Shocked survivors told how they saw a "suicide bomber" on board the double-decker bus destroyed in Thursday's terrorist outrage.

Thirteen people were killed when the packed No. 30 was ripped apart by a 9:47 a.m. blast in Tavistock Square (search), Central London.

Witnesses said bodies were thrown into the street from the bus — crammed with commuters forced above ground after the capital's Tube network was shut down.

Terence Mutasa, 27, a staff nurse at University College hospital (search), said: "I treated two girls in their 20s who were involved in the bus bomb.

"They were saying some guy came and sat down and that he exploded. The girls received minor injuries and were in shock and distressed.

"They said the guy just sat down and the explosion happened. They thought it was a suicide bomber."

Passenger Richard Jones was convinced he saw the bomber setting his device.

He said he became suspicious of the olive-skinned man because he looked anxious and was fiddling constantly with his bag.

Richard, 61, said: "I noticed him as he looked nervous. He was continually diving into his bag, rummaging round and looking in it. I did not see his face because he was constantly looking down."

Richard stepped off the bus at his destination.

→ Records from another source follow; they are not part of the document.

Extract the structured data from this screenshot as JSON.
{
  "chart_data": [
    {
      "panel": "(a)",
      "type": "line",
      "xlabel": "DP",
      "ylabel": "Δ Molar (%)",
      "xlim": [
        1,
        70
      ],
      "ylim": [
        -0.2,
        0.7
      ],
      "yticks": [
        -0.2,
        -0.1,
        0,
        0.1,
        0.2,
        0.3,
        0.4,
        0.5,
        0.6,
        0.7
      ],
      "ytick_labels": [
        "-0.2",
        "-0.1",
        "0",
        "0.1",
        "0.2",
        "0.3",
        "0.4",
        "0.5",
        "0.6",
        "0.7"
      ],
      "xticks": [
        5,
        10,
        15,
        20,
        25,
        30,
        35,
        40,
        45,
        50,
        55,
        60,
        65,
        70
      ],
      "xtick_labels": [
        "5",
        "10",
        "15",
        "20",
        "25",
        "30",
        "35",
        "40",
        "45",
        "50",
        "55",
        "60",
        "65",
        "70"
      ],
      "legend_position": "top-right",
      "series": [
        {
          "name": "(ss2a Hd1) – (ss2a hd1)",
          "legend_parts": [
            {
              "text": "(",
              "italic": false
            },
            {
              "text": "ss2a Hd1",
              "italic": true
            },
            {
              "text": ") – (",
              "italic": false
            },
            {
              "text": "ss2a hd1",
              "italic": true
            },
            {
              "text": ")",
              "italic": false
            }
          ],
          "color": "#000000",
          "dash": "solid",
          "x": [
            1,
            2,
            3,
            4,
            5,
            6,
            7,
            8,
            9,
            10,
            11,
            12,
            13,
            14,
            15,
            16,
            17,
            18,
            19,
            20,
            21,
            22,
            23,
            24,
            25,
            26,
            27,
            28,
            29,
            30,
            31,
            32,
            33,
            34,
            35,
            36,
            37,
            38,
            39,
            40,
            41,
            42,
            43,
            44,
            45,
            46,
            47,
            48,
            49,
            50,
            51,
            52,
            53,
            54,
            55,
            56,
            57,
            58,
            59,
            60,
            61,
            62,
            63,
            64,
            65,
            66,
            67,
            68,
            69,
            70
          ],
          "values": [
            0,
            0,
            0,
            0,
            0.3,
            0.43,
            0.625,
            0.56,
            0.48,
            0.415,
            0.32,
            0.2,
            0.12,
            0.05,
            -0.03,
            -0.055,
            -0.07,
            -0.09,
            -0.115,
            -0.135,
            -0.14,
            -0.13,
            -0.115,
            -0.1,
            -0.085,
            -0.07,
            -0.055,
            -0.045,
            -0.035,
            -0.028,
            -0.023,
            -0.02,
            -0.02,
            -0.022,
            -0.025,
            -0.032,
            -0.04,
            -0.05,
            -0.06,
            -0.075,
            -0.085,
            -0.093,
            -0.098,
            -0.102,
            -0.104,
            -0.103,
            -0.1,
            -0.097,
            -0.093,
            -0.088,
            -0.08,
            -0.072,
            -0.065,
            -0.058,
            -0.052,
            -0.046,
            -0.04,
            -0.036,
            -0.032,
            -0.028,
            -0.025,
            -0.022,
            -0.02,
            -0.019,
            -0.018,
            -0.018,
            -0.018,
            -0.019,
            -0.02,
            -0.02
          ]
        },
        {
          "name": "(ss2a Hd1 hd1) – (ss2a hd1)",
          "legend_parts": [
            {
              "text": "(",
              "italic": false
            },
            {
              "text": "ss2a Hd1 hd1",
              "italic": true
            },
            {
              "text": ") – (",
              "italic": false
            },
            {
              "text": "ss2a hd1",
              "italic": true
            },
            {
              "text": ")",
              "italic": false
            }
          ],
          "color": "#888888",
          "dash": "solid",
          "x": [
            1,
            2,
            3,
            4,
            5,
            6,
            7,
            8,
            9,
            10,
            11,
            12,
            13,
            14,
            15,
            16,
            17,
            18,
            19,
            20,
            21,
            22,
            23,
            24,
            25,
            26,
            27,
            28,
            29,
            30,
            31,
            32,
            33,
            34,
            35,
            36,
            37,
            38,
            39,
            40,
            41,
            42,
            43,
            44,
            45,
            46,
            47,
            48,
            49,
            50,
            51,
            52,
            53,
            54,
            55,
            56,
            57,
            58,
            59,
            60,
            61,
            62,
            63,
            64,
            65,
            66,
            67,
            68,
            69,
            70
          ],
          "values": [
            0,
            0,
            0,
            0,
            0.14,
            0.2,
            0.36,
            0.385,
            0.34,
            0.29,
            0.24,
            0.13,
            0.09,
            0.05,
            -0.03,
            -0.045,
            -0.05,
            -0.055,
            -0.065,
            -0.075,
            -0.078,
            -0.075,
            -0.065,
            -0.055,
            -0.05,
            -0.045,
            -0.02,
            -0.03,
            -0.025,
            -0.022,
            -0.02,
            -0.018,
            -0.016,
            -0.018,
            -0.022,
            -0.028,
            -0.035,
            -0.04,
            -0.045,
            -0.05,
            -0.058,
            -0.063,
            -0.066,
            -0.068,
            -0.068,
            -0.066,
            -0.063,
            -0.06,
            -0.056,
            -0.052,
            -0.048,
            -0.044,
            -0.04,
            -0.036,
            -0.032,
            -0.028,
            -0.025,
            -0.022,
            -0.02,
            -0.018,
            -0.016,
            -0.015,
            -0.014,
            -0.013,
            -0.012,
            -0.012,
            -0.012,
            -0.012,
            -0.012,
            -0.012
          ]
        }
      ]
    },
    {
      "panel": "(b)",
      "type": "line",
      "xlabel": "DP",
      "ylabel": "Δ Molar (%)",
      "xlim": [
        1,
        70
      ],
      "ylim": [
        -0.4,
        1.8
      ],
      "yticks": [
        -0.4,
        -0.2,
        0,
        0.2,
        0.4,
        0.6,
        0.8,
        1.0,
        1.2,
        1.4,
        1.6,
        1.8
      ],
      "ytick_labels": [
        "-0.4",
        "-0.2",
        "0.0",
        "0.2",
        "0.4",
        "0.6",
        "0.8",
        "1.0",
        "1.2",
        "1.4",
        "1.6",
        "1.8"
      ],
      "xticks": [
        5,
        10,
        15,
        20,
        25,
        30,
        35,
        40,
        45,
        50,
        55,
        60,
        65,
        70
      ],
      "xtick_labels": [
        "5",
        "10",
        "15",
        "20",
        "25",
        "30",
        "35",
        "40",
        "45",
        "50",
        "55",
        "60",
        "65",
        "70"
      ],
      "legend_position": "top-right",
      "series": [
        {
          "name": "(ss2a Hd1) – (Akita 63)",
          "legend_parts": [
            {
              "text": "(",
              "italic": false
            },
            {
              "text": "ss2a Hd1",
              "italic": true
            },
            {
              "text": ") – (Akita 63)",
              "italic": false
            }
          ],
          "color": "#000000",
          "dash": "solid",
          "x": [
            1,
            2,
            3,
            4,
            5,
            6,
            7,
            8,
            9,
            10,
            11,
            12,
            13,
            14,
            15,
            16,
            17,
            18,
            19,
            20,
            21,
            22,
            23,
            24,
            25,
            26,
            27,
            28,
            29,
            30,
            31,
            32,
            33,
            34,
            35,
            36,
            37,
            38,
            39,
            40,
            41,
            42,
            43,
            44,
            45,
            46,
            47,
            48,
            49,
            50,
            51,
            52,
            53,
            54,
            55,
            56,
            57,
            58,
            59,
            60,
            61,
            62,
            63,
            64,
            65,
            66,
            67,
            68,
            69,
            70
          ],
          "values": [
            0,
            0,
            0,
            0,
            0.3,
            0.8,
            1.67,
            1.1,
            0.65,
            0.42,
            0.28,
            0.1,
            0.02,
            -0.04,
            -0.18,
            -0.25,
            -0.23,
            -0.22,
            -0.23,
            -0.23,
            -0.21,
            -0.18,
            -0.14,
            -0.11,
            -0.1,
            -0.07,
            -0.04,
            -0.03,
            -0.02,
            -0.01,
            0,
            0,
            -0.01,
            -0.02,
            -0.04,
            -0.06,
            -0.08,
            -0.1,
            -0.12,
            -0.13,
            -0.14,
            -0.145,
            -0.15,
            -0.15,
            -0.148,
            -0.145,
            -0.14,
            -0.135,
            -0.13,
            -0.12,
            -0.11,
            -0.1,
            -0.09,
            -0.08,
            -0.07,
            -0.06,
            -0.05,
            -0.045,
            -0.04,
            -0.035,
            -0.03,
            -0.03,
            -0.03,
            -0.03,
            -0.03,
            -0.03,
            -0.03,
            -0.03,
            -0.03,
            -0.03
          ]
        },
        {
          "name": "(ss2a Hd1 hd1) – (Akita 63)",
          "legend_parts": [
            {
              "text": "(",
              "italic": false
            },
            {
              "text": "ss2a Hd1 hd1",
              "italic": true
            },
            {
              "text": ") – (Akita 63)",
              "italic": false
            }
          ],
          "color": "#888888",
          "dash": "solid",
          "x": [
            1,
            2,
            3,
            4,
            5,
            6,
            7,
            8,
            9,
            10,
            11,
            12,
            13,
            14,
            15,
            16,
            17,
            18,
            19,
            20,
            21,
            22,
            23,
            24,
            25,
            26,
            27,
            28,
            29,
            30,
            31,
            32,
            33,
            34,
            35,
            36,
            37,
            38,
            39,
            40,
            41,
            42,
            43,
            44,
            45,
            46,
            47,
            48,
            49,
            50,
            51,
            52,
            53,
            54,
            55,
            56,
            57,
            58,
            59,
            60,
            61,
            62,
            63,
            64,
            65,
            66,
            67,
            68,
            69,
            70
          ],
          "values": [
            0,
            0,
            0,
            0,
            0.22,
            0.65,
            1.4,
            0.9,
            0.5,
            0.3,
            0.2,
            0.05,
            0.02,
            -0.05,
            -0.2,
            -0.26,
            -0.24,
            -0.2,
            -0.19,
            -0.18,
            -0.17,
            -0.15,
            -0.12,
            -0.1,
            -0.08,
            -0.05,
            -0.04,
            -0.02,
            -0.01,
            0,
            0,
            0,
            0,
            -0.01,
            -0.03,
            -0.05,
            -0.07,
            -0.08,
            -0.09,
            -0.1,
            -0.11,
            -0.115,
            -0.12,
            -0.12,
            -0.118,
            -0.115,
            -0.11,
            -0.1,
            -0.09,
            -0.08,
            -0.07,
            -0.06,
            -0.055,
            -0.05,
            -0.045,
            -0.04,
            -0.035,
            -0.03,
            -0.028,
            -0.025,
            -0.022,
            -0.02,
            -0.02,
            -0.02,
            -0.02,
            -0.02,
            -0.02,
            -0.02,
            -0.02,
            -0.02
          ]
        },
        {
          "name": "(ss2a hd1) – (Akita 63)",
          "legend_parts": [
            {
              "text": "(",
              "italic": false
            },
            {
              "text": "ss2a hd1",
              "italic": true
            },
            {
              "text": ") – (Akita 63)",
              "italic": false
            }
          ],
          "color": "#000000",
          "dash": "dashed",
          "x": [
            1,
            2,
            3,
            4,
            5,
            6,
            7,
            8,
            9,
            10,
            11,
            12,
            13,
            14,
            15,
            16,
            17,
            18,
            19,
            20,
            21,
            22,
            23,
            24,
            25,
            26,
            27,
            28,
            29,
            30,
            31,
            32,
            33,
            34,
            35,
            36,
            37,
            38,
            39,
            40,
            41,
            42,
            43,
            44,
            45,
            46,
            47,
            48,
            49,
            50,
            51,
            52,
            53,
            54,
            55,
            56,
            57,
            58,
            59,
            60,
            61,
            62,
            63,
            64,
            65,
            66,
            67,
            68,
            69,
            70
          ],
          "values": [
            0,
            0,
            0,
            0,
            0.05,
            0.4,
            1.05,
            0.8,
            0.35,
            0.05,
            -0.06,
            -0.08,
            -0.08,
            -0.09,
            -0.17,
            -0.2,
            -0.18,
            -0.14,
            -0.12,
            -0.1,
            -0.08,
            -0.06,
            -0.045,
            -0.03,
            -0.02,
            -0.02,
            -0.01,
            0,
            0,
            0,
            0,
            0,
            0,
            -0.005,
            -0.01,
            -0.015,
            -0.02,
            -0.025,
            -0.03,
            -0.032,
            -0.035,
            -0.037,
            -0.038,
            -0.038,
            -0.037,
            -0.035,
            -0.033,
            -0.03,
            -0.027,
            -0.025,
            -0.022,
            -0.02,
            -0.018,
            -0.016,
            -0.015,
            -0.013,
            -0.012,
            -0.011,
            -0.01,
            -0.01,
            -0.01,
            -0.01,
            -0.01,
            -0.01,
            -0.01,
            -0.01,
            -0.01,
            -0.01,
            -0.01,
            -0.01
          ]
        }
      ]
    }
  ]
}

Seconds later it exploded behind him — with the "bomber" still on board.

Jasmine Gardner, 22, was angry at not being allowed on the bus because it was too full — then seconds later saw it blown to bits.

Jasmine, who had angrily followed the bus on foot, put up her umbrella to try to protect herself from flying debris.

She said: "I thought that everyone must have died."

If confirmed as a suicide bombing, the attack would be the first of its kind to take place on British soil.

Passer-by Stephanie Riak Akuei, 44, helped rescue and bandage survivors of the blast, which happened close to the British Medical Association (search) headquarters.

Stephanie, from California, worked with doctors from a BMA conference to tend the injured, using knowledge from a rudimentary first-aid course.

"I was on the corner and heard the noise. I went over and there were at least seven people obviously dead. There was a lot of body parts and human debris. There were people dead, people alive, trapped on the bus.

"At first there was an eerie quiet and a very profuse smell of blood which was consuming. One man began screaming. Another was only visible by his head. When we pulled him out, the bones of his legs were in pieces and the flesh was torn out.

"I think there were at least 20 people on the bus. At least five were beyond recognition and we covered them up with blankets.

"It was very traumatic. Some people who might not survive were crying out. One man called: 'My leg, my leg.' Another was saying 'My eyes' because he couldn't see. Two or three people stopped breathing while I was there."

Onlookers said the bus's roof was blown off "like the lid of a sardine tin." Blood splattered the walls of nearby buildings, staining as high as the second story.

Body parts lay scattered in the middle of the road.

Security guard Ayobami Bello told how he saw dead victims in the street. He said: "It was terrible. The bus went to pieces. There were so many bodies on the floor.

"The back was completely gone, it was blown off and a body was hanging out. Others were on the road."

Mr Bello, 46, — who works at the nearby London School of Tropical Hygiene and Medicine (search) — said other victims sat slumped in their seats, some missing limbs.

Witnesses said the bus, which had been diverted in the emergency and was traveling from Hackney Wick to Marble Arch, was "packed" with people turned away from sealed-off Tube stops.

Belinda Seabrook said: "I was on the bus in front and heard an incredible bang. I turned round and half the double-decker was in the air.

"I knew there must be a lot of people dead as all the buses were packed — they had been turning people away from the Tube stops."

Cabbie Michael Michael, 48, from Cockfosters in North London, saw the bomb explode ahead of him.

He said: "Bam, the top of the bus just ripped up. I heard the sound, and I could see the bus from a distance. The roof went up."

Cycle courier Andrew Childs, 36, said: "The bus was just shredded. There was a cloud of smoke and a bang. The roof was totally ripped off. It was like a shredded pile of metal."

Raj Mattoo, 35, was standing nearby when the bus exploded.

He said: "The blast seemed to be at the back. The roof flew off and went up about ten meters. It then floated back down.

"People were badly injured. A parking attendant said he thought a piece of human flesh landed on his arm."

The blast, just a few hundred yards from Russell Square station, rocked the Tavistock Hotel (search). Some of those killed were passers-by.

But the bus driver escaped with only cuts and bruises.